A doença de Creutzfeldt-Jakob (DCJ), diagnosticada no influenciador Lito Sousa, é uma condição neurológica rara, de origem priônica, progressiva e sem tratamento capaz de interromper ou curar o avanço da enfermidade. A DCJ afeta o cérebro e costuma provocar alterações neurológicas que afetam memória, cognição e controle motor.
Os sinais iniciais da DCJ incluem demência, perda de memória e tremores, segundo a descrição clínica usada para a condição. Com a progressão do quadro, outros movimentos e funções do sistema nervoso podem ser comprometidos, levando a piora rápida do estado neurológico do paciente.

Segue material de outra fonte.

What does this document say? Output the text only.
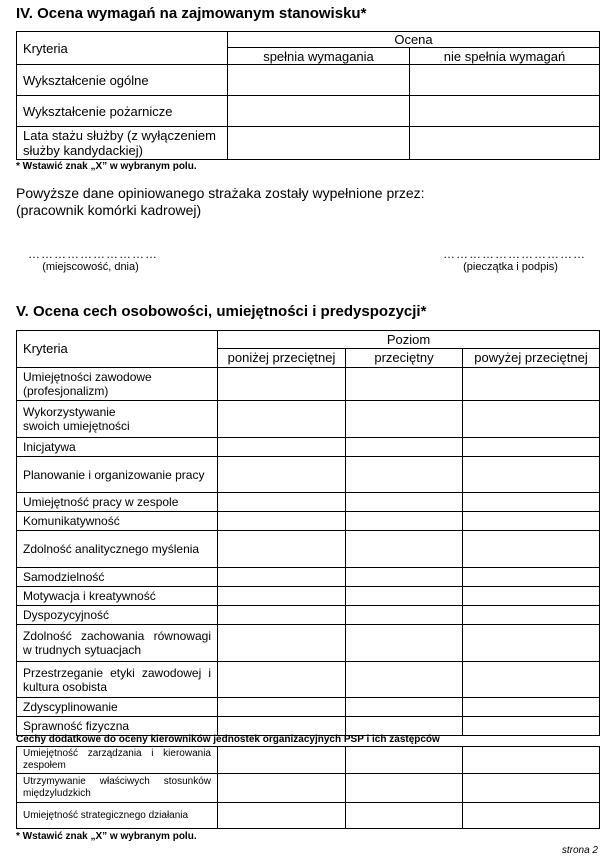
IV. Ocena wymagań na zajmowanym stanowisku*
Kryteria	Ocena	
	spełnia wymagania	nie spełnia wymagań
Wykształcenie ogólne		
Wykształcenie pożarnicze		
Lata stażu służby (z wyłączeniem służby kandydackiej)		
* Wstawić znak „X” w wybranym polu.
Powyższe dane opiniowanego strażaka zostały wypełnione przez:
(pracownik komórki kadrowej)
…………………………
(miejscowość, dnia)
……………………………
(pieczątka i podpis)
V. Ocena cech osobowości, umiejętności i predyspozycji*
Kryteria	Poziom		
	poniżej przeciętnej	przeciętny	powyżej przeciętnej
Umiejętności zawodowe (profesjonalizm)			
Wykorzystywanie swoich umiejętności			
Inicjatywa			
Planowanie i organizowanie pracy			
Umiejętność pracy w zespole			
Komunikatywność			
Zdolność analitycznego myślenia			
Samodzielność			
Motywacja i kreatywność			
Dyspozycyjność			
Zdolność zachowania równowagi w trudnych sytuacjach			
Przestrzeganie etyki zawodowej i kultura osobista			
Zdyscyplinowanie			
Sprawność fizyczna			
Cechy dodatkowe do oceny kierowników jednostek organizacyjnych PSP i ich zastępców
Umiejętność zarządzania i kierowania zespołem			
Utrzymywanie właściwych stosunków międzyludzkich			
Umiejętność strategicznego działania			
* Wstawić znak „X” w wybranym polu.
strona 2
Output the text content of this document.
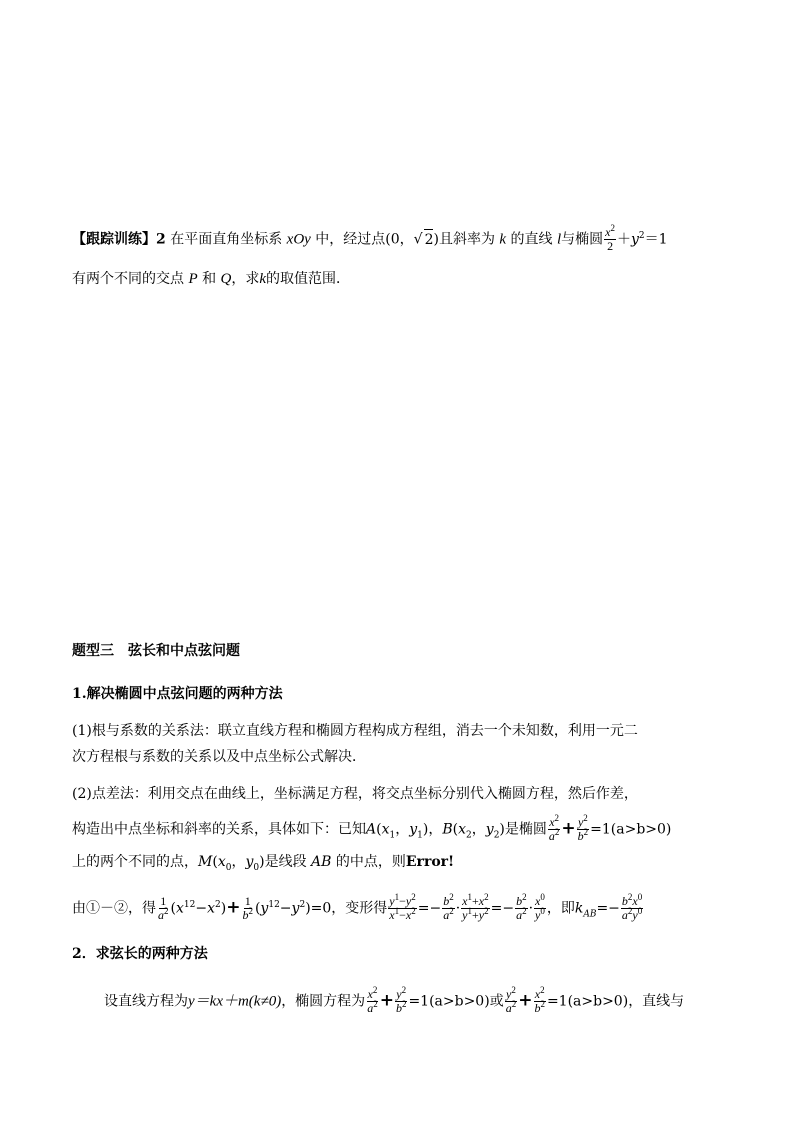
【跟踪训练】2 在平面直角坐标系 xOy 中，经过点(0，√ 2)且斜率为 k 的直线 l与椭圆 $\frac{x^2}{2} +y^2=1$
有两个不同的交点 P 和 Q，求k的取值范围．
题型三　弦长和中点弦问题
1.解决椭圆中点弦问题的两种方法
(1)根与系数的关系法：联立直线方程和椭圆方程构成方程组，消去一个未知数，利用一元二
次方程根与系数的关系以及中点坐标公式解决．
(2)点差法：利用交点在曲线上，坐标满足方程，将交点坐标分别代入椭圆方程，然后作差，
构造出中点坐标和斜率的关系，具体如下：已知$A(x_1$，$y_1$)，$B(x_2$，$y_2$)是椭圆 $\frac{x^2}{a^2} + \frac{y^2}{b^2} =1(a>b>0)$
上的两个不同的点，$M(x_0$，$y_0$)是线段 AB 的中点，则Error!
由①－②，得 $\frac{1}{a^2} (x^{12}-x^2)+ \frac{1}{b^2} (y^{12}-y^2)=0$，变形得 $\frac{y^1-y^2}{x^1-x^2} =- \frac{b^2}{a^2} \cdot \frac{x^1+x^2}{y^1+y^2} =- \frac{b^2}{a^2} \cdot \frac{x^0}{y^0}$ ，即$k_{AB}=- \frac{b^2x^0}{a^2y^0}$
2．求弦长的两种方法
设直线方程为y＝kx＋m(k≠0)，椭圆方程为 $\frac{x^2}{a^2} + \frac{y^2}{b^2} =1(a>b>0)$或 $\frac{y^2}{a^2} + \frac{x^2}{b^2} =1(a>b>0)$，直线与
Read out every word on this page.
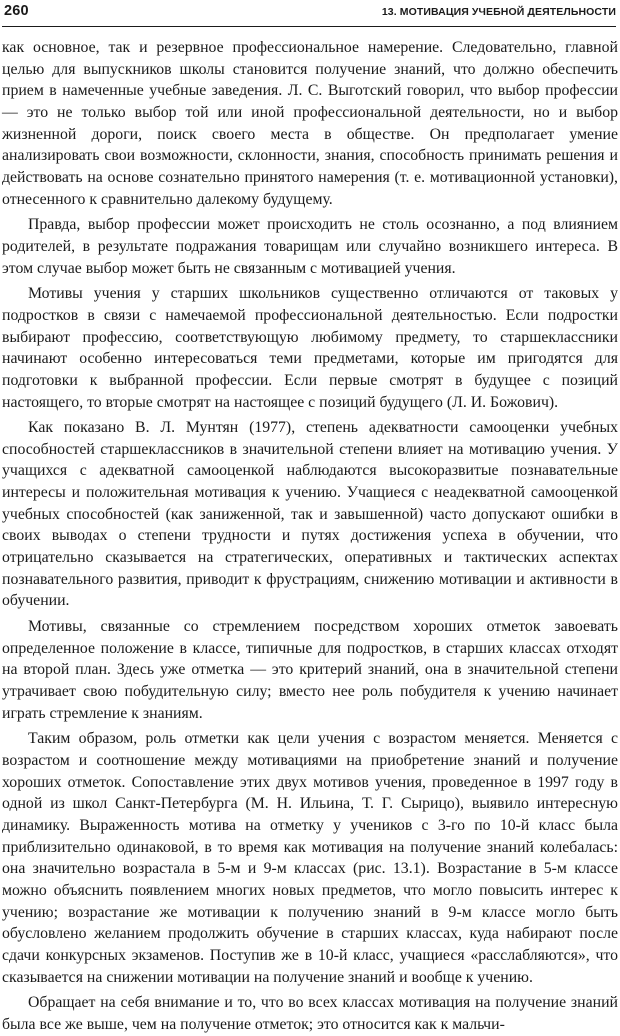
260	13. МОТИВАЦИЯ УЧЕБНОЙ ДЕЯТЕЛЬНОСТИ

как основное, так и резервное профессиональное намерение. Следовательно, главной целью для выпускников школы становится получение знаний, что должно обеспечить прием в намеченные учебные заведения. Л. С. Выготский говорил, что выбор профессии — это не только выбор той или иной профессиональной деятельности, но и выбор жизненной дороги, поиск своего места в обществе. Он предполагает умение анализировать свои возможности, склонности, знания, способность принимать решения и действовать на основе сознательно принятого намерения (т. е. мотивационной установки), отнесенного к сравнительно далекому будущему.

Правда, выбор профессии может происходить не столь осознанно, а под влиянием родителей, в результате подражания товарищам или случайно возникшего интереса. В этом случае выбор может быть не связанным с мотивацией учения.

Мотивы учения у старших школьников существенно отличаются от таковых у подростков в связи с намечаемой профессиональной деятельностью. Если подростки выбирают профессию, соответствующую любимому предмету, то старшеклассники начинают особенно интересоваться теми предметами, которые им пригодятся для подготовки к выбранной профессии. Если первые смотрят в будущее с позиций настоящего, то вторые смотрят на настоящее с позиций будущего (Л. И. Божович).

Как показано В. Л. Мунтян (1977), степень адекватности самооценки учебных способностей старшеклассников в значительной степени влияет на мотивацию учения. У учащихся с адекватной самооценкой наблюдаются высокоразвитые познавательные интересы и положительная мотивация к учению. Учащиеся с неадекватной самооценкой учебных способностей (как заниженной, так и завышенной) часто допускают ошибки в своих выводах о степени трудности и путях достижения успеха в обучении, что отрицательно сказывается на стратегических, оперативных и тактических аспектах познавательного развития, приводит к фрустрациям, снижению мотивации и активности в обучении.

Мотивы, связанные со стремлением посредством хороших отметок завоевать определенное положение в классе, типичные для подростков, в старших классах отходят на второй план. Здесь уже отметка — это критерий знаний, она в значительной степени утрачивает свою побудительную силу; вместо нее роль побудителя к учению начинает играть стремление к знаниям.

Таким образом, роль отметки как цели учения с возрастом меняется. Меняется с возрастом и соотношение между мотивациями на приобретение знаний и получение хороших отметок. Сопоставление этих двух мотивов учения, проведенное в 1997 году в одной из школ Санкт-Петербурга (М. Н. Ильина, Т. Г. Сырицо), выявило интересную динамику. Выраженность мотива на отметку у учеников с 3-го по 10-й класс была приблизительно одинаковой, в то время как мотивация на получение знаний колебалась: она значительно возрастала в 5-м и 9-м классах (рис. 13.1). Возрастание в 5-м классе можно объяснить появлением многих новых предметов, что могло повысить интерес к учению; возрастание же мотивации к получению знаний в 9-м классе могло быть обусловлено желанием продолжить обучение в старших классах, куда набирают после сдачи конкурсных экзаменов. Поступив же в 10-й класс, учащиеся «расслабляются», что сказывается на снижении мотивации на получение знаний и вообще к учению.

Обращает на себя внимание и то, что во всех классах мотивация на получение знаний была все же выше, чем на получение отметок; это относится как к мальчи-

As doenças priônicas são causadas por alterações em proteínas chamadas príons. Na DCJ, essas proteínas anormais se acumulam no cérebro e provocam a destruição progressiva das células nervosas, o que explica a evolução geralmente rápida da condição entre os pacientes.
Na avaliação epidemiológica, um balanço do Ministério da Saúde aponta que, entre 2005 e 2021, foram registradas no Brasil 1.576 notificações de casos suspeitos de DCJ. As ocorrências foram registradas com maior frequência nas Regiões Sul, Sudeste e Nordeste do país.
Entre os estados com maior número de notificações no período, São Paulo concentrou 32,5% dos casos suspeitos (512 registros), seguido pelo Paraná com 12,0% (189) e Minas Gerais com 10% (158).
A maior frequência de notificações aconteceu na faixa etária entre 55 e 74 anos, que representou 60,2% do total (994 casos suspeitos). Houve pequena variação por sexo: 53,6% (845) dos casos suspeitos ocorreram em pessoas do sexo feminino e 46,3% (730) no sexo masculino.
Desde 2005, a DCJ integra a Lista Nacional de Doenças de Notificação Compulsória. A vigilância epidemiológica está sob a Coordenação-Geral de Vigilância de Zoonoses e Doenças de Transmissão Vetorial (CGZV), do Departamento de Doenças Transmissíveis (DEDT), da Secretaria de Vigilância em Saúde e Ambiente (SVSA) do Ministério da Saúde. Entre os objetivos dessa vigilância estão detectar casos da doença, conhecer seu perfil epidemiológico e definir medidas de biossegurança.
O diagnóstico da DCJ é feito por meio da avaliação clínica e de exames complementares, já que os sintomas iniciais podem confundir-se com os de outras doenças neurológicas. Não há terapias capazes de reverter a condição; o manejo clínico foca no controle dos sintomas e no acompanhamento especializado.